Merlin laughs. “You never know, sire,” he quips. “One of them might just sweep me off my feet and deliver me into a life of luxury.”
Arthur’s grip is brittle and his skin feels like paper. He’s sitting propped against several pillows, looking sunken and faded, his golden hair dulled to various shades of grey. Even his eyes are old, rheumy and clouded, and Merlin has the sudden realisation of what it might have been like that first time their lives had intersected, if only things at Camlann had taken a different path. To see Arthur again is a gift; to see him so old and close to death is a mixed blessing.
“I wanted to tell you,” he begins, and then stops, because it was so long ago now, and it’s not as if magic even exists anymore. He says, “There was so much I never got to say.”
“Knowing you, Merlin, I can only imagine.”
Merlin glares, but the quirk of Arthur’s mouth is fond and far too familiar. In this lifetime, Merlin is past the time of violent passions, on the cusp of middle age, but the sweet-sharp ache of longing is still there for all that, and from the way the old duke sighs and closes his eyes, he thinks perhaps Arthur understands.
“I can’t believe it took you this long,” the Duke says finally, and his voice is very faint. Merlin knows he should get on with his examination so as not to exhaust his patient, but his concern for Arthur’s well-being is at war with his own innate desire never to let go of the other man’s hand.
“I’m sorry,” he whispers, pressing his lips to the swollen knuckles, his voice choked with emotions he dare not name. “I’m so sorry, Arthur.”
Arthur’s hand tightens on his.
“It’s all right,” he says, without opening his eyes. “Next time, just — just don’t be late.”
Arthur, Duke of Sussex, dies in his sleep a few weeks later, and Merlin attends the funeral, keeping to himself so that he won’t have to explain why he is crying.
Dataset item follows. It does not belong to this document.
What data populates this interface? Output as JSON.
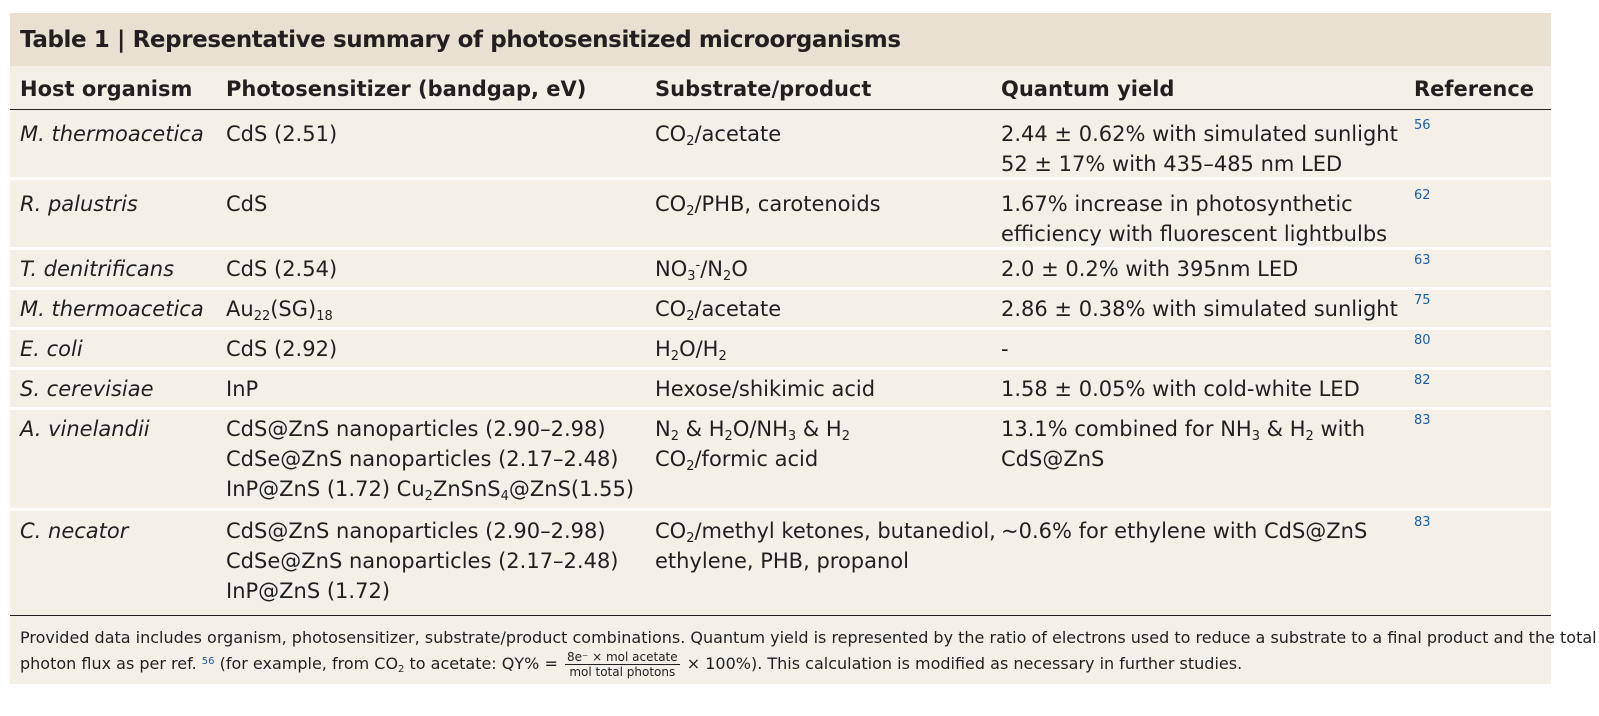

In one sense, this is a victory: so much time has passed between the two of them that he was beginning to believe Kilgharrah had been wrong about this, as he had been about so much else. But here was definitive proof that both he and Arthur were being reborn and that it was possible for them to find one another. The only trouble was, how did it work? Was Arthur even now alive again, a squalling infant being rocked in his mother’s arms? Or did it take longer than that — was there some sign or portent by which he could track the king’s rebirth?
“I will find you,” he promises the gravestone, when everyone else is gone. “I swear, I’ll find you, Arthur.”
It has only ever been a question of when.